I am all about having kids learn with passion, I want to give even more focus to that this year. I am also trying to figure out how to better embed reading and writing into my other content areas, include more primary source documents, and maintain a student centered classroom…hmmm…already I am out of energy:). Just kidding, keep reading.

SO, I am also moving into a new building, in a new room in which I have no pre-conceived notions about what it should look like, where things should go, etc. here’s my idea…4th grade here is all about Missouri studies…rules and laws, settlements, landscape, cities, economics of regions, right up through westward expansion, civil war…and comparing the Missouri of then and now. I already set up my room as a little community with a constitution draft in the first week, a job and payment system, so I am thinking why not start the year as a new state, declare ourselves, let the kids decide everything…what do we need to establish order, jobs, rural and urban regions. (Rural is book corner, urban is computers). So it would be this constant reference to the history and evolution of Missouri as we go through the year, and by May we would be talking about what the future of Missouri might look like. Huge idea, very sketchy in my head, but cool I think. What do you think?

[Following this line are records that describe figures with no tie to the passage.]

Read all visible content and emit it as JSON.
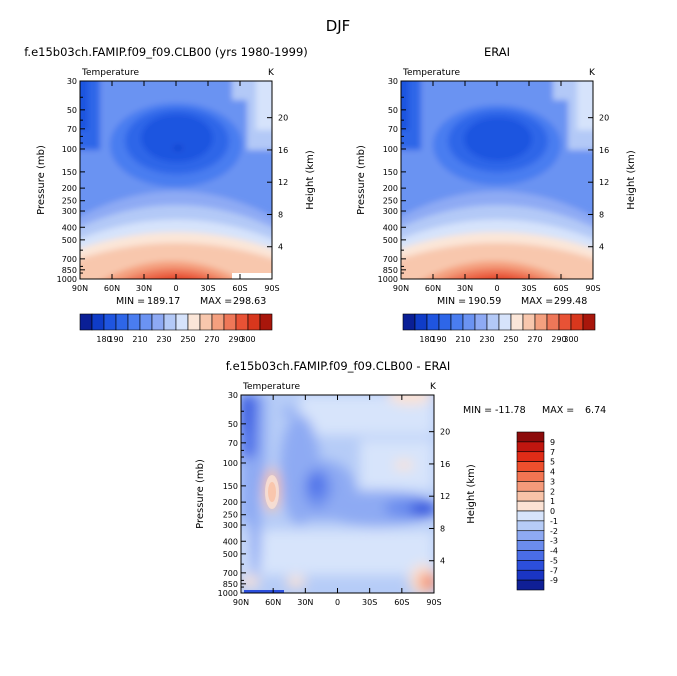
{
  "main_title": "DJF",
  "chart_data": [
    {
      "type": "heatmap",
      "title": "f.e15b03ch.FAMIP.f09_f09.CLB00 (yrs 1980-1999)",
      "variable": "Temperature",
      "units": "K",
      "ylabel": "Pressure (mb)",
      "ylabel_right": "Height (km)",
      "x_ticks": [
        "90N",
        "60N",
        "30N",
        "0",
        "30S",
        "60S",
        "90S"
      ],
      "y_ticks": [
        "30",
        "50",
        "70",
        "100",
        "150",
        "200",
        "250",
        "300",
        "400",
        "500",
        "700",
        "850",
        "1000"
      ],
      "y_right_ticks": [
        "4",
        "8",
        "12",
        "16",
        "20"
      ],
      "stats": {
        "min_label": "MIN =",
        "min": "189.17",
        "max_label": "MAX =",
        "max": "298.63"
      },
      "colorbar_labels": [
        "180",
        "190",
        "210",
        "230",
        "250",
        "270",
        "290",
        "300"
      ]
    },
    {
      "type": "heatmap",
      "title": "ERAI",
      "variable": "Temperature",
      "units": "K",
      "ylabel": "Pressure (mb)",
      "ylabel_right": "Height (km)",
      "x_ticks": [
        "90N",
        "60N",
        "30N",
        "0",
        "30S",
        "60S",
        "90S"
      ],
      "y_ticks": [
        "30",
        "50",
        "70",
        "100",
        "150",
        "200",
        "250",
        "300",
        "400",
        "500",
        "700",
        "850",
        "1000"
      ],
      "y_right_ticks": [
        "4",
        "8",
        "12",
        "16",
        "20"
      ],
      "stats": {
        "min_label": "MIN =",
        "min": "190.59",
        "max_label": "MAX =",
        "max": "299.48"
      }
    },
    {
      "type": "heatmap",
      "title": "f.e15b03ch.FAMIP.f09_f09.CLB00 - ERAI",
      "variable": "Temperature",
      "units": "K",
      "ylabel": "Pressure (mb)",
      "ylabel_right": "Height (km)",
      "x_ticks": [
        "90N",
        "60N",
        "30N",
        "0",
        "30S",
        "60S",
        "90S"
      ],
      "y_ticks": [
        "30",
        "50",
        "70",
        "100",
        "150",
        "200",
        "250",
        "300",
        "400",
        "500",
        "700",
        "850",
        "1000"
      ],
      "y_right_ticks": [
        "4",
        "8",
        "12",
        "16",
        "20"
      ],
      "stats": {
        "min_label": "MIN =",
        "min": "-11.78",
        "max_label": "MAX =",
        "max": "6.74"
      },
      "colorbar_labels": [
        "9",
        "7",
        "5",
        "4",
        "3",
        "2",
        "1",
        "0",
        "-1",
        "-2",
        "-3",
        "-4",
        "-5",
        "-7",
        "-9"
      ]
    }
  ],
  "colors": {
    "abs_scale": [
      "#0a1f96",
      "#0f3cc8",
      "#1f55e0",
      "#2e66e8",
      "#4a7df0",
      "#6b93f2",
      "#8eaaf4",
      "#b3c9f7",
      "#d6e3fb",
      "#fbe6d8",
      "#f8c7ad",
      "#f4a07f",
      "#ee7758",
      "#e85235",
      "#d8371d",
      "#a8160b"
    ],
    "diff_scale": [
      "#8c0b0b",
      "#c0160f",
      "#e02c17",
      "#ee4f2d",
      "#f37552",
      "#f59a7a",
      "#f8c3a8",
      "#fbe2d4",
      "#d7e4fb",
      "#b6ccf7",
      "#8eaaf3",
      "#6b8cee",
      "#4a6de8",
      "#2c4fdc",
      "#1a35c4",
      "#0f1f96"
    ]
  }
}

Next question…how does this allow for my students to learn with passion? Is it already too structured for them to be able to make it their own? What if they just aren’t passionate about Missouri history? It’s that balance between letting go and keeping enough control to teach what I need to teach…I can give them a chunk of time in the day to work on passion projects, I had already had that in my head, but is that enough?

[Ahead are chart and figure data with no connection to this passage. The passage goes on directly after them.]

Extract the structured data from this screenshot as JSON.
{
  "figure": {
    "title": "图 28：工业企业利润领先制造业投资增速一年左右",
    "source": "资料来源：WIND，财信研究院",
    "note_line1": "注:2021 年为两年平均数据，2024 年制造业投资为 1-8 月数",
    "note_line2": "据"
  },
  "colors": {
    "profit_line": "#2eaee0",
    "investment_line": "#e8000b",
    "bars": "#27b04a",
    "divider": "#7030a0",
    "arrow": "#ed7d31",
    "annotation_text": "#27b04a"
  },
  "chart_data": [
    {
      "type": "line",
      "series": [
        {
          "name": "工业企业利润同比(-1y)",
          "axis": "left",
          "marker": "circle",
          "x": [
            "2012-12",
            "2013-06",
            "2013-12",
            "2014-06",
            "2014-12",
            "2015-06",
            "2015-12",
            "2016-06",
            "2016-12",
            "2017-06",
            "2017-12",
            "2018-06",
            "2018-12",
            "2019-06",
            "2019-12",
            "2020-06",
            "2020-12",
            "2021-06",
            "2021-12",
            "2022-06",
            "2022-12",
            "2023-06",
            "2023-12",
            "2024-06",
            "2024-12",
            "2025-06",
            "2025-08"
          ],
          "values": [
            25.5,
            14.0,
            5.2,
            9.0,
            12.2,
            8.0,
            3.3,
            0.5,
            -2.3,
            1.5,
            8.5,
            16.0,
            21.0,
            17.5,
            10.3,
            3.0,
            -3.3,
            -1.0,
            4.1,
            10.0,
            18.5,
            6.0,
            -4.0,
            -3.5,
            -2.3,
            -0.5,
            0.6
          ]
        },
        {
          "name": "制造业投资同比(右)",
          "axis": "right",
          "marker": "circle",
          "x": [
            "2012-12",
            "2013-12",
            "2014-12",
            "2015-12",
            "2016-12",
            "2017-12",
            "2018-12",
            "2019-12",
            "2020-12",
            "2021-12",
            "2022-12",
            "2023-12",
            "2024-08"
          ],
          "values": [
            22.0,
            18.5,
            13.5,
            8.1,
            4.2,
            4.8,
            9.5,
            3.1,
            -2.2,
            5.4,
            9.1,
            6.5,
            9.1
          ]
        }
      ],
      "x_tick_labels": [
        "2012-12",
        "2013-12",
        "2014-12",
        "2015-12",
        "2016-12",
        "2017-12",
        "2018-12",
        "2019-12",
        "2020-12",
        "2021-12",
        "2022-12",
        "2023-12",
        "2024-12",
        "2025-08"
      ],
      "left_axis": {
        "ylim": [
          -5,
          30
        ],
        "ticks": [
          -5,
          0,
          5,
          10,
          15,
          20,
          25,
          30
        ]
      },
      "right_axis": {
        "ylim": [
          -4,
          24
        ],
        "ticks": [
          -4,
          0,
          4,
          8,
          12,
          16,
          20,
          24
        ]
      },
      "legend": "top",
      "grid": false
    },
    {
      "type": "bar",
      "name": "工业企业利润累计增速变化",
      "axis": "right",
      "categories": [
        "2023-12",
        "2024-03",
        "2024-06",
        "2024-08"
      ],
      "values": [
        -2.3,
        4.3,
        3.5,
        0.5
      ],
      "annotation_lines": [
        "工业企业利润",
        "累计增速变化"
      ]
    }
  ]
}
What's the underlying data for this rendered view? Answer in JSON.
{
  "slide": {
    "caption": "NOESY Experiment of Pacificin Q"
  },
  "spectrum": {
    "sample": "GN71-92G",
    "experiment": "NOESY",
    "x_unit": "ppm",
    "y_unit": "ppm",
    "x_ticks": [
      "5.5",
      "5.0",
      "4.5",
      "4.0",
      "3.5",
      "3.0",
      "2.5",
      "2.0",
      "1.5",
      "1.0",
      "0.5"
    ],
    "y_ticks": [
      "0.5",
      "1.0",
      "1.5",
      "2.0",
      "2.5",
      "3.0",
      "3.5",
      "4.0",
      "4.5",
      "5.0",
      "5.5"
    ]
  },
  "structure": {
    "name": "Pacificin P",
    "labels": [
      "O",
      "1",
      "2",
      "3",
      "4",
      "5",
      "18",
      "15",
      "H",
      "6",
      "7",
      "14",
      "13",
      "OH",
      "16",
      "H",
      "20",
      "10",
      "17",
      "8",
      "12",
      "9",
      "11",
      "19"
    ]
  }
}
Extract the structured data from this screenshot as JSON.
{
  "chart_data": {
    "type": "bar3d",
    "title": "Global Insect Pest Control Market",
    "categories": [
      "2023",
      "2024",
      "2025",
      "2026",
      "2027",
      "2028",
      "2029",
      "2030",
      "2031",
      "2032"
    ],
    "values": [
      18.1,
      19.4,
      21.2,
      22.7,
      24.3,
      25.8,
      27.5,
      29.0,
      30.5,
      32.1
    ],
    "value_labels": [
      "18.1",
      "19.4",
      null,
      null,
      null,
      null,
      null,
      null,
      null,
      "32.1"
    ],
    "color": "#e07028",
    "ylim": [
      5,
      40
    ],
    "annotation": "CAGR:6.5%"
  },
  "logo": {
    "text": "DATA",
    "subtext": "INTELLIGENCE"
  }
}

OK..please help me hash this out all you brilliant minds! Rip it apart, I can take it, and thanks in advance for taking time to help me out!

Growing Local

Today I made a decision about my social network. It came from what I must say is a surprising revelation about how many people in my district are now on twitter! When I started on twitter, a small handful of my nerdiest and most geeky friends were there, and so I started with them, then reached further to build my network. I followed and had conversations with people around the world, and when I needed answers they were out there waiting to help. Twitter was a place for my brain to stretch, and where I could say things that I may not be comfortable bringing up in a room full of teachers in my district.

Now twitter is “the deal” around here, and so I had to say to myself “self, why aren’t you you growing locally?” Six years ago I had to look outside my district, now I can draw inspiration from the people who actually live in my zip code! That’s progress! I am ever hopeful that our district is moving in the right direction.

Yet, as I sit here and click the follow button repeatedly, a twinge of fear bubbles to the surface. I am exposing my soft underbelly to people who I might pass in the halls, see at a baseball game, stand behind in line at Starbucks. Do I want them to see me?

I suppose I would be a hypocrite if I said no, because for years I have been saying how isolated and different from others I have felt, and now they are here, waiting to connect. So I guess it’s time to grow locally!